Nous nous sommes rencontré grâce à mon label, ce qui est une très bonne chose. Il y a des avantages et des inconvénients à faire partie d’une major, mais l’un des points forts de ces gros labels est qu’ils connaissent les bons interlocuteurs et donnent les moyens de les rencontrer. On s’est très vite bien entendus ! Je suis allé dans son studio à Los Angeles pendant trois semaines pour enregistrer et produire l’album avec lui, pendant l’été 2013. Ariel a fait du super boulot, déjà en tant que producteur ; il est très talentueux !

  • Ton label est important en effet, puisqu’il s’agit d’Atlantic Records, qui appartient à Warner Music. Quel est le secret pour séduire une telle maison de disque alors que tu es si jeune ?

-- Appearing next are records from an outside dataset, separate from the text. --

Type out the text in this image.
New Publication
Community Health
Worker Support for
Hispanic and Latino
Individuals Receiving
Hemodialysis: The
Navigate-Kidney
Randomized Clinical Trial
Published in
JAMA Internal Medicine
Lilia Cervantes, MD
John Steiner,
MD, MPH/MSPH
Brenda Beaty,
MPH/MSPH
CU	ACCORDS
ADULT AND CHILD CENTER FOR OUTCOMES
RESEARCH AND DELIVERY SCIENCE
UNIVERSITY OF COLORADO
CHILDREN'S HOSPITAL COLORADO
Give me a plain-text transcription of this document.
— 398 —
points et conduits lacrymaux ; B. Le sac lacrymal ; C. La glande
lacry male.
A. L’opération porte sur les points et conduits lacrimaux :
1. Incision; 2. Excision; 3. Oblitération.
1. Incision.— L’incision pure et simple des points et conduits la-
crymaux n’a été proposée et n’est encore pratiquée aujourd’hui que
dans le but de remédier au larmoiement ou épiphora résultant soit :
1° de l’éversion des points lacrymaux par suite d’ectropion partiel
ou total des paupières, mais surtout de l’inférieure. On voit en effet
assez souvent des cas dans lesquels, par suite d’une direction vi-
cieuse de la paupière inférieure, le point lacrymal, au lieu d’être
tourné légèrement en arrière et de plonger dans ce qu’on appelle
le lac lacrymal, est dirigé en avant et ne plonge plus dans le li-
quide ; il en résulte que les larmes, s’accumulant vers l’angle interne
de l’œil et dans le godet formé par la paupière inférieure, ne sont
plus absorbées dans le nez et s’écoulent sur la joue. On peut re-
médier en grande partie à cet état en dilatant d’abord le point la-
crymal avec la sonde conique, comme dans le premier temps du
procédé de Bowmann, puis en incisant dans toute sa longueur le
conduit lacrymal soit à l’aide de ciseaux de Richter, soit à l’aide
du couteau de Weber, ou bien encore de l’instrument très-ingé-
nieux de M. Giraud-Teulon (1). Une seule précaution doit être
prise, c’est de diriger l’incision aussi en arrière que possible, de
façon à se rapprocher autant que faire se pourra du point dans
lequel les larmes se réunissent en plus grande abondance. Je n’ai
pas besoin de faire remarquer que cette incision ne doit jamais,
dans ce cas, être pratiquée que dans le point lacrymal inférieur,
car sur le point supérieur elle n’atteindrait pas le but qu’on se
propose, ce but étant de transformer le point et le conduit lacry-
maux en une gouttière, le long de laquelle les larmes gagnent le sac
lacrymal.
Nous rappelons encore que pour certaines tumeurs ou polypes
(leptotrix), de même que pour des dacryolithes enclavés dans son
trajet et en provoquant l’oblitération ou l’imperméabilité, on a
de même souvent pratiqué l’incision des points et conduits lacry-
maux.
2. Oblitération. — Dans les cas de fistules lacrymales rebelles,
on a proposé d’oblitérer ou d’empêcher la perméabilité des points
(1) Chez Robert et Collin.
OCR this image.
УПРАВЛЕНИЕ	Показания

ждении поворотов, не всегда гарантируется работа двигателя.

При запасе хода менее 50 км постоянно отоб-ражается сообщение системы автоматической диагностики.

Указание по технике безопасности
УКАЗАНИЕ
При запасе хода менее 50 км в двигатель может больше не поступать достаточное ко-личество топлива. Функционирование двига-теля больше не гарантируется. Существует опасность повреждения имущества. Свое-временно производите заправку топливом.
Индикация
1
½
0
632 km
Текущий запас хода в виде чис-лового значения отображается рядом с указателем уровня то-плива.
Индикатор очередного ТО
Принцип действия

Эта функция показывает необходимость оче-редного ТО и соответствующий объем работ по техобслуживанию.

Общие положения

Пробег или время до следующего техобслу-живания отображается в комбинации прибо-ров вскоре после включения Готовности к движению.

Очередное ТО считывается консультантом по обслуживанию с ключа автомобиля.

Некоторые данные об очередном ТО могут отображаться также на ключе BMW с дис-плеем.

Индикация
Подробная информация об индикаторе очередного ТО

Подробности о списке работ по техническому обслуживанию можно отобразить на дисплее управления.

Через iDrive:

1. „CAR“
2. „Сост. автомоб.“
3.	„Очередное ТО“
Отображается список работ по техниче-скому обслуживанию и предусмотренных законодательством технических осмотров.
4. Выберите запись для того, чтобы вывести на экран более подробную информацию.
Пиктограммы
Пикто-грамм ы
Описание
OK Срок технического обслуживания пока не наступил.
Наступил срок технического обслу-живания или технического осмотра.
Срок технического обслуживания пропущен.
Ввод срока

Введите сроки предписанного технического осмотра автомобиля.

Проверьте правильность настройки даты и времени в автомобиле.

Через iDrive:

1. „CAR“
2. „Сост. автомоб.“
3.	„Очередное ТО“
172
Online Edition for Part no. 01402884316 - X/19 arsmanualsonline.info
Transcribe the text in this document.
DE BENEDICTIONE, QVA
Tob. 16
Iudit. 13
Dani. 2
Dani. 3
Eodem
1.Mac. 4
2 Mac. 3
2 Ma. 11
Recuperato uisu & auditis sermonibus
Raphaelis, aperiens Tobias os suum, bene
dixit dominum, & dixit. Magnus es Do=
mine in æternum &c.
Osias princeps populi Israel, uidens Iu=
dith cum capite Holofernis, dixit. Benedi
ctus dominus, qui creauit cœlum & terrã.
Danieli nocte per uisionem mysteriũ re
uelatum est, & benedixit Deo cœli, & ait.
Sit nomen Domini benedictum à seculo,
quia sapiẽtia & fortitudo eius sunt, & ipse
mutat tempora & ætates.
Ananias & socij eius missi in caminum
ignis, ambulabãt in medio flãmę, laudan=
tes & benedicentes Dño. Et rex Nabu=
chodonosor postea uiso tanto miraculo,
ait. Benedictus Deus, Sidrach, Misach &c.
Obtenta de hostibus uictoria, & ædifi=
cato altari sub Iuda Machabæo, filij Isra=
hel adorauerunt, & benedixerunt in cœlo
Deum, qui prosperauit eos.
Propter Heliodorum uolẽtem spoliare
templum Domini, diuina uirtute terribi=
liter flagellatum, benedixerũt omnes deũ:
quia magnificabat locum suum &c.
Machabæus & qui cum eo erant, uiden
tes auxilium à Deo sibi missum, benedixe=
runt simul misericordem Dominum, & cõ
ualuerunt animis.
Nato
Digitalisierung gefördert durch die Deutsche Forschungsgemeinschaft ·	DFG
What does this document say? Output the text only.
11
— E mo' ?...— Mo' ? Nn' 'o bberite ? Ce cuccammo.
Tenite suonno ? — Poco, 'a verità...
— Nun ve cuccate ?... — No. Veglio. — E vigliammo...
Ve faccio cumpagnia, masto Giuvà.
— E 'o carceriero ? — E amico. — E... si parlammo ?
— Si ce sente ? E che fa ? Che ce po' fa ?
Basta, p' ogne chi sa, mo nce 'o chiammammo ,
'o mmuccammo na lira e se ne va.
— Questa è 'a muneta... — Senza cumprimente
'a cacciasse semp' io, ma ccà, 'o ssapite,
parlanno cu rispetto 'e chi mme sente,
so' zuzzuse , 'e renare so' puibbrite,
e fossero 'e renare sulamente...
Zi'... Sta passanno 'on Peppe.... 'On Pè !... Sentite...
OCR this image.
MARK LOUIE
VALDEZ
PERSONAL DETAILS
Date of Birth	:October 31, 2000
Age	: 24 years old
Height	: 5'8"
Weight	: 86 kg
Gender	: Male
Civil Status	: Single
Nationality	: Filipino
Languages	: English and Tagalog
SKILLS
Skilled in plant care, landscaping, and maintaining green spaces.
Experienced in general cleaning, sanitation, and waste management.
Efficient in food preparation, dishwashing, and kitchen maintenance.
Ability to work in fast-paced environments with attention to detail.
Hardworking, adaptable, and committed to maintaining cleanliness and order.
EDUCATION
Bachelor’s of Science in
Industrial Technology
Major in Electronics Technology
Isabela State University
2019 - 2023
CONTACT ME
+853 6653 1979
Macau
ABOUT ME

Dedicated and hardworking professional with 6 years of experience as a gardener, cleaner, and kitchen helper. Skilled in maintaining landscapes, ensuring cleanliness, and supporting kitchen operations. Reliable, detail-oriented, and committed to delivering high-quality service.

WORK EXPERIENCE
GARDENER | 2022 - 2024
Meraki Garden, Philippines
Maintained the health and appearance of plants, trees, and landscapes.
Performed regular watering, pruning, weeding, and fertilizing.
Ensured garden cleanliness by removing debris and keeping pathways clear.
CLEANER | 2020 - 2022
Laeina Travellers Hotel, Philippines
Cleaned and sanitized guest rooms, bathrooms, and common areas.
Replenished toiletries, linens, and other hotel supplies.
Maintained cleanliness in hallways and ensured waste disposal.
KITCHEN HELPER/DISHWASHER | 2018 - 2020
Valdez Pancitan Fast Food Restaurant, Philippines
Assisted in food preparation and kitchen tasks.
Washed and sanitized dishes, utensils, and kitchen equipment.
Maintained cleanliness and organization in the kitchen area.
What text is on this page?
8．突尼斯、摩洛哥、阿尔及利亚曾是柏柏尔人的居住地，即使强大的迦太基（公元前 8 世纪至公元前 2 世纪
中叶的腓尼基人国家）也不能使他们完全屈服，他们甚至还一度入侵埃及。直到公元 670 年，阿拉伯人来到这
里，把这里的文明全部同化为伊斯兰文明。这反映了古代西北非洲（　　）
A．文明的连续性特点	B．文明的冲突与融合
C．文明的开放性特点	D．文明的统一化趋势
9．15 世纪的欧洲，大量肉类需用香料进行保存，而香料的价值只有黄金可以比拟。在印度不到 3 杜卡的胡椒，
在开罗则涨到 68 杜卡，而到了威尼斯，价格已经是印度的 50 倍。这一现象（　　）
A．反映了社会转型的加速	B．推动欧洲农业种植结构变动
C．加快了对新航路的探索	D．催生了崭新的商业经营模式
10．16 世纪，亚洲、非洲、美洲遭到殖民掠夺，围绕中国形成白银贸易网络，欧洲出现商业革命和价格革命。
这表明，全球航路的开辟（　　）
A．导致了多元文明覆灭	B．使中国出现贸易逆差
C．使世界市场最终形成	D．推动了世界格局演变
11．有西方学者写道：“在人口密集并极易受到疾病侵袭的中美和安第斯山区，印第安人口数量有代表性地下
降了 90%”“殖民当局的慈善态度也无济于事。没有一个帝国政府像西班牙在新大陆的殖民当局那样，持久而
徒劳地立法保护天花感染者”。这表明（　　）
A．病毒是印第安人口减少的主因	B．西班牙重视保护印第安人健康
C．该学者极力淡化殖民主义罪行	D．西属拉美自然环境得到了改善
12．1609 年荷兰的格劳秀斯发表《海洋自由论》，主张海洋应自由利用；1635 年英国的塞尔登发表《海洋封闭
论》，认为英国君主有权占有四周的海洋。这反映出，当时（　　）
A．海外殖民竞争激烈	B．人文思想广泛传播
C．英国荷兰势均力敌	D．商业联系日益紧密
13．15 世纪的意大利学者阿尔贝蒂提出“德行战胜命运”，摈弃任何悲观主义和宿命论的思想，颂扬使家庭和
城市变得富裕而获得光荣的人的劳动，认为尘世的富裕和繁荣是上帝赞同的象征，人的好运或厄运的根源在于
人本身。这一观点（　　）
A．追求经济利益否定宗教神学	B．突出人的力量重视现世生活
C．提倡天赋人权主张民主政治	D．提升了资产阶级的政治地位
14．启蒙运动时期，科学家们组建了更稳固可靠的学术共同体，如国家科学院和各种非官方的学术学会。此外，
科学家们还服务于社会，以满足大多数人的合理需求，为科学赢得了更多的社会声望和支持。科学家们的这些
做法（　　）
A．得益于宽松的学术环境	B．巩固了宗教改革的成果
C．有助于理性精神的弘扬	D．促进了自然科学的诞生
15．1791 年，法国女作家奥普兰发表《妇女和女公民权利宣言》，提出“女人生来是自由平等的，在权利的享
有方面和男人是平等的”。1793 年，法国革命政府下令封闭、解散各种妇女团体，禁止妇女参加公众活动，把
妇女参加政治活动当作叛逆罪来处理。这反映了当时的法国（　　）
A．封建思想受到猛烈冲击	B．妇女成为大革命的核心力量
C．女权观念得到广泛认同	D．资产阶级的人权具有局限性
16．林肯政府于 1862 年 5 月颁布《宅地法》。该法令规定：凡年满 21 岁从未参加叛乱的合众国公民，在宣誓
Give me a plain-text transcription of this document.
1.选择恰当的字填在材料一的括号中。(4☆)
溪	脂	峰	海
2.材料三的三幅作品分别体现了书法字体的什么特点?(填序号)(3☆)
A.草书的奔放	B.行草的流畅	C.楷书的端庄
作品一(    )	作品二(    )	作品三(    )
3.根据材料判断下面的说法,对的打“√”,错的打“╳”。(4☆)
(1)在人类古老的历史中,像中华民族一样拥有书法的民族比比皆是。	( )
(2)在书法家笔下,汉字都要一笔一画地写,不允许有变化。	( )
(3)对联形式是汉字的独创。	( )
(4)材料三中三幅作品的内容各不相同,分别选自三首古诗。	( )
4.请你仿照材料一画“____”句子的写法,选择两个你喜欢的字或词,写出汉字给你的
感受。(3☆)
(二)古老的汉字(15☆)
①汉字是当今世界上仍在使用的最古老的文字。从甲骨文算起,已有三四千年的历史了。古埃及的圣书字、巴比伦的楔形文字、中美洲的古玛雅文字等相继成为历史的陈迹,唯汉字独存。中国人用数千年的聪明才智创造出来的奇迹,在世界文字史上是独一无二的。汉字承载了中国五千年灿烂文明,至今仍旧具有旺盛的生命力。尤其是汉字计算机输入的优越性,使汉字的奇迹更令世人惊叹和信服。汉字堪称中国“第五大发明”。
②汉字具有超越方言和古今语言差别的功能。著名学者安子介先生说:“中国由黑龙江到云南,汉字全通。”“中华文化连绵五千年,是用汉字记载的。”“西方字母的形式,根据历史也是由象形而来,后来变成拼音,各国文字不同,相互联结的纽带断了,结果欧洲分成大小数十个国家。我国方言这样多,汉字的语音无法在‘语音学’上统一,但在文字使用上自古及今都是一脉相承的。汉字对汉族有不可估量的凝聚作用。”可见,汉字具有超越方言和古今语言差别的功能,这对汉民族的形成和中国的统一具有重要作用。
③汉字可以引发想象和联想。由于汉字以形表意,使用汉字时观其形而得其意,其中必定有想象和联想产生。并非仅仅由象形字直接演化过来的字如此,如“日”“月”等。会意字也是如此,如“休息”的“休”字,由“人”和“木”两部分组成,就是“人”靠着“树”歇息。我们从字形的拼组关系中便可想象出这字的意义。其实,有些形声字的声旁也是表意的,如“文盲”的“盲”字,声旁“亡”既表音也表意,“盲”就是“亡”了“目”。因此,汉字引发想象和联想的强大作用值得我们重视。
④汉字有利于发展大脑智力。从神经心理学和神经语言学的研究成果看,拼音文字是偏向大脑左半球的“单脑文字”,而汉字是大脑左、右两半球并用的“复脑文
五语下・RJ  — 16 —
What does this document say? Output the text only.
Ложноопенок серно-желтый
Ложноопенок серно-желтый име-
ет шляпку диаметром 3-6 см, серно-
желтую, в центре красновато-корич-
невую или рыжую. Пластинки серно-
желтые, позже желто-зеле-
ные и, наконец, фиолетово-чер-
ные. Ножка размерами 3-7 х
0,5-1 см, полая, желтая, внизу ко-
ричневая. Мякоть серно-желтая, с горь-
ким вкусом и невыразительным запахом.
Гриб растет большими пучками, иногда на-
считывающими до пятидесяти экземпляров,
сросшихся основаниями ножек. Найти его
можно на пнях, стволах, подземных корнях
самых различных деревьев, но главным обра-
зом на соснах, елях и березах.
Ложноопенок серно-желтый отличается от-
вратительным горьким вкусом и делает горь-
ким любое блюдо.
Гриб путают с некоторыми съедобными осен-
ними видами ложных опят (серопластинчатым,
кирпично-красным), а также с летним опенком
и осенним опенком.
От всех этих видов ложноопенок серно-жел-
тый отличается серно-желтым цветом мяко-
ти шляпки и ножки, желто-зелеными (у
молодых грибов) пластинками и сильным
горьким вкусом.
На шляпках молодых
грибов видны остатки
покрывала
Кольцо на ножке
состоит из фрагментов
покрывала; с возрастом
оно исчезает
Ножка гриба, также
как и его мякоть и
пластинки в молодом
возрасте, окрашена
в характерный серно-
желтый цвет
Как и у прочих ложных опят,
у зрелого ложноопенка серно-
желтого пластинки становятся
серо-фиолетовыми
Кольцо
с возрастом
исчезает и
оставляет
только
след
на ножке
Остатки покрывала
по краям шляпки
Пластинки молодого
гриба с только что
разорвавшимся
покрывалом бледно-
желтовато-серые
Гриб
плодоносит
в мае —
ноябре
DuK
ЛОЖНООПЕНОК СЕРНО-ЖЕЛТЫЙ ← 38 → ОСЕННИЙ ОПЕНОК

J’enchaînais simplement les petits concerts, seule au piano et au chant ! En fait, quand je suis sortie du lycée, j’ai immédiatement commencé à jouer dans des open-mics ou des petits sets dans des pubs et des clubs. Je jouais juste mes chansons devant quelques personnes, encore et encore. Petit-à-petit, je pense que les labels à Londres ont commencé à s’apercevoir que j’existais et aimer ce que je réalisais. Puis j’ai eu la chance d’être contactée par Atlantic Records et donc la Warner. J’ai signé en 2012, quand j’avais 19 ans.

  • Il paraît que tu travailles sur ton album depuis que tu as 17 ans…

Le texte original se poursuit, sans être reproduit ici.